The amendments and supplements to the current tax laws not only aim to help firms remove obstacles and to support production businesses over the short-term, but also seek to boost fields and areas closely connected to Vietnam’s socio-economic development strategy in the coming time. This includes developing a support industry and hi-tech projects and also attracting super projects.
I advocate the MoF’s proposal, even though tax collections may fall by VND400 billion ($19 million) each year. This is an important measure to helping local production units take the initiative in sourcing input materials, parts and accessories, and lowing their production costs.
What are the proposed incentives for super projects?
The MoF has proposed extending the time they are eligible for a 10 per cent preferential CIT rate from the current 15 years to 30 years at maximum, for projects valued at a minimum of VND12 trillion ($570 million).
If the proposal gets the green light, it would help Vietnam increase its charm in the eyes of foreign investors, particularly big businesses from Japan and South Korea that are seeking new investment destinations. This could help other major global players choose Vietnam as a manufacturing base, similar to what Samsung has done.
If the National Assembly approves the amendments and supplements to the tax laws, each year the state budget will need to spend VND1.3 trillion ($62 million) on value added tax (VAT) refunds. Is that feasible?
Under current regulations imported items that will act as fixed assets of investment projects in the areas of fertiliser and animal feed production, projects not using state budget capital in the fields of education, training, vocational training, healthcare, culture, sports and environment, and new ships or upgrading ships used for freshwater fishing, are not entitled to the VAT exemption. This fails to encourage firms to put money into fields that support social development.

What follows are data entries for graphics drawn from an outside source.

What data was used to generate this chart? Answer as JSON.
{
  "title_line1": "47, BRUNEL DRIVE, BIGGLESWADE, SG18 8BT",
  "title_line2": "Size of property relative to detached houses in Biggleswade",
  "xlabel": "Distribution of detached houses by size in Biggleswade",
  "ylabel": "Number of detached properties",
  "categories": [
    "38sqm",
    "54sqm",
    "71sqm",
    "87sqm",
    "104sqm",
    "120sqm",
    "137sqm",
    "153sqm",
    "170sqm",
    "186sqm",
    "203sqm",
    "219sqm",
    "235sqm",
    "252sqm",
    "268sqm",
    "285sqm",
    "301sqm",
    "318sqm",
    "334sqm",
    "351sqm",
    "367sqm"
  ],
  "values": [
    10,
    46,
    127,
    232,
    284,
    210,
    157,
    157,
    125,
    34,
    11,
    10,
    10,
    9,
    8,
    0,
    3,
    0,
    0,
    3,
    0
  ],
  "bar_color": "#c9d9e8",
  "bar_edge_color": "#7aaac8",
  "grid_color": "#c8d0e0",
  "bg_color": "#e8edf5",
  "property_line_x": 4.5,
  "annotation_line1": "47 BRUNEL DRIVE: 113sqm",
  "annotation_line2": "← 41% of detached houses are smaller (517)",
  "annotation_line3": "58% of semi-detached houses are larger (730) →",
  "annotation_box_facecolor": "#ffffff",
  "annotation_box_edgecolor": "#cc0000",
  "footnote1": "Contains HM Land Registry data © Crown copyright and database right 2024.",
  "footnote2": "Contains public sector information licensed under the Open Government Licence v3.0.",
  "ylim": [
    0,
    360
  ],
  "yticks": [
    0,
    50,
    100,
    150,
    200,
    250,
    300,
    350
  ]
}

Therefore, removing the value added tax would boost development of these areas, inspiring organisations and individuals to inject capital into building schools, hospitals, training units and environmental treatment plants. This would help reduce investment from the state budget into these fields.
Moreover, if VAT was to be cut for these sectors, the price of healthcare and education services (tuition and hospital fees) of socialised units could go down. People would enjoy the dual benefits of having more schools and hospitals at their disposal a lower prices.